Wednesday, 4 June 2008

Sex workers rally against new anti-trafficking law

Chanting "save us from saviours," sex workers protest gross police mistreatment during the latest crackdown on commercial sex workers and human trafficking.

The Phnom Penh Post
Written by Nguon Sovan
Wednesday, 04 June 2008

For six months they have endured worsening physical and sexual abuse at the hands of police over-zealously enforcing a new anti-trafficking law, but now Cambodian sex workers are fighting back.

More than 500 commercial sex workers rallied together on June 4 to protest the massive escalation of violent police raids on brothels and the criminalization of sex work due to new US-backed "model" anti-trafficking legislation, passed in February this year.

The "day of action," held at the Women's Network for Unity (WNU) in Phnom Penh, called for the repeal of the new anti-trafficking law, which critics say conflates prostitution with trafficking and is so over-broad that even carrying condoms can now get you arrested.

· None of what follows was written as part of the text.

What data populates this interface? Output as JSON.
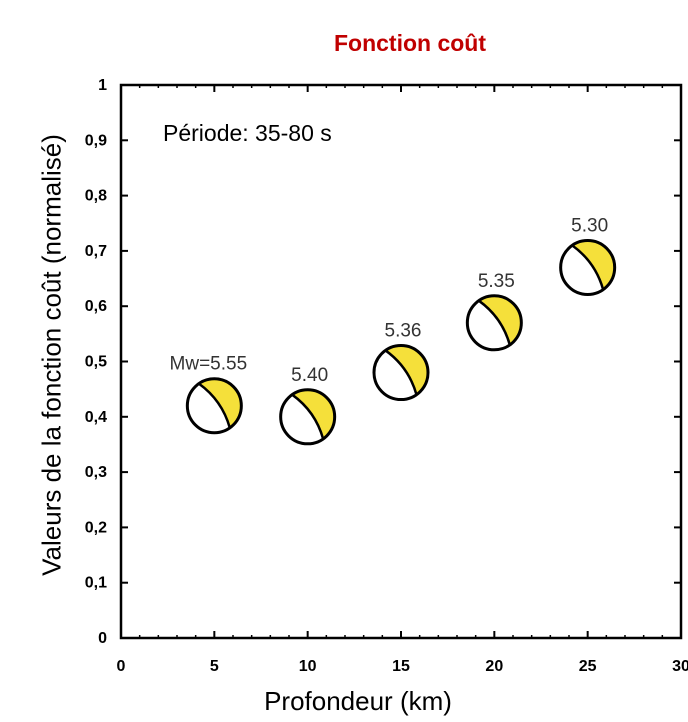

Chanting "save us from saviors" and waving placards saying "condoms protect, police threaten," hundreds of red-shirted sex workers demanded their human rights be respected and asserted they did not need to be "saved" from their jobs in brothels, least of all by lecherous, avaricious police officers.

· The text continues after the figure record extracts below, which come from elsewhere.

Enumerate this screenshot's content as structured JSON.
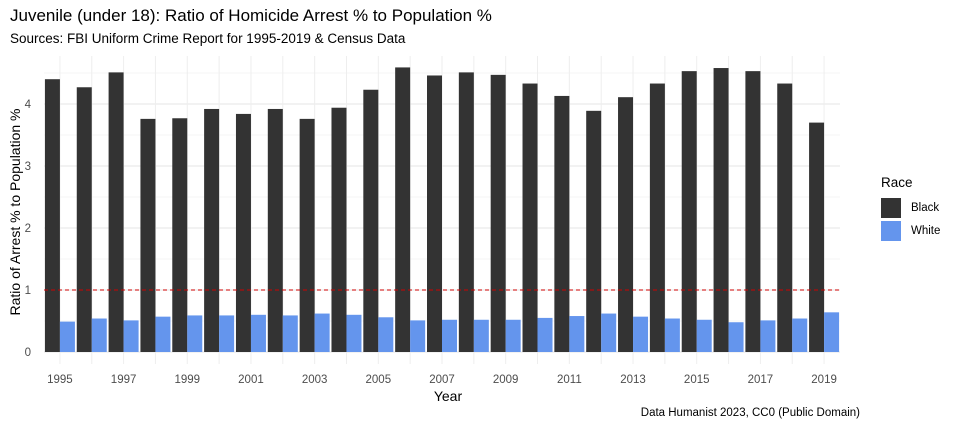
{
  "chart_data": {
    "type": "bar",
    "title": "Juvenile (under 18): Ratio of Homicide Arrest % to Population %",
    "subtitle": "Sources: FBI Uniform Crime Report for 1995-2019 & Census Data",
    "caption": "Data Humanist 2023, CC0 (Public Domain)",
    "xlabel": "Year",
    "ylabel": "Ratio of Arrest % to Population %",
    "categories": [
      1995,
      1996,
      1997,
      1998,
      1999,
      2000,
      2001,
      2002,
      2003,
      2004,
      2005,
      2006,
      2007,
      2008,
      2009,
      2010,
      2011,
      2012,
      2013,
      2014,
      2015,
      2016,
      2017,
      2018,
      2019
    ],
    "x_tick_labels": [
      "1995",
      "1997",
      "1999",
      "2001",
      "2003",
      "2005",
      "2007",
      "2009",
      "2011",
      "2013",
      "2015",
      "2017",
      "2019"
    ],
    "y_tick_labels": [
      "0",
      "1",
      "2",
      "3",
      "4"
    ],
    "ylim": [
      0,
      4.6
    ],
    "reference_line": {
      "y": 1,
      "style": "dashed",
      "color": "#cc0000"
    },
    "legend": {
      "title": "Race",
      "position": "right"
    },
    "grid": true,
    "series": [
      {
        "name": "Black",
        "color": "#333333",
        "values": [
          4.4,
          4.27,
          4.51,
          3.76,
          3.77,
          3.92,
          3.84,
          3.92,
          3.76,
          3.94,
          4.23,
          4.59,
          4.46,
          4.51,
          4.47,
          4.33,
          4.13,
          3.89,
          4.11,
          4.33,
          4.53,
          4.58,
          4.53,
          4.33,
          3.7
        ]
      },
      {
        "name": "White",
        "color": "#6495ED",
        "values": [
          0.49,
          0.54,
          0.51,
          0.57,
          0.59,
          0.59,
          0.6,
          0.59,
          0.62,
          0.6,
          0.56,
          0.51,
          0.52,
          0.52,
          0.52,
          0.55,
          0.58,
          0.62,
          0.57,
          0.54,
          0.52,
          0.48,
          0.51,
          0.54,
          0.64
        ]
      }
    ]
  }
}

“During brothel raids the police beat sex workers with sticks, stones, or weapons, and take all their money and jewelry," said Pheng Phally, a sex worker and team leader of the WNU.

"If any sex workers are pretty, the police gang rape them before sending them to the rehabilitation center where there is not enough food and very poor hygiene.

"Video-taped evidence of the abuse of sex workers by Cambodian law-enforcement officials was presented at the event, which comes just one day before Minister of Interior Sar Kheng is due to make an announcement on the US State Department's annual assessment of the Kingdom’s anti-trafficking efforts.

WNU's Phally explained that after the new anti-trafficking legislation passed the police ramped-up brothel raids, began targeting street-based sex workers and closing down karaoke bars.

Not only does the new climate of fear and repression make it nearly impossible for the tens of thousands of women employed in the Kingdom's sex industry to earn a living, but they are being "beaten and treated like animals" during the raids, she said.

“We have gathered today to ask the government to repeal the law and stop the violent raids on us, we have rights too and we need to be allowed to earn money for ourselves and our families – sex work is work," Phally said.

The head of Cambodia's anti-trafficking police, Bith Kim Hong, on May 13 denied reports from groups like the WNU that large numbers of prostitutes were being rounded up under the new law’s soliciting clause, only to emerge from jail stripped of their money and possessions, or showing signs of physical and sexual abuse.

“It is not true police are using this law to arrest and extort money from the suspects. We never arrest prostitutes but rather we save them from brothels,” he told the Post at the time.

Cambodia’s “Law on the Suppression of Human Trafficking and Sexual Exploitation” is based on US-style model anti-trafficking legislation that seeks to eliminate human trafficking by criminalizing the sex industry as a whole.

Activists claim it was only passed in a misguided attempt to meet anti-trafficking standards imposed by the US State Department, and point to the fact other US agencies –- such as USAID -– oppose the law.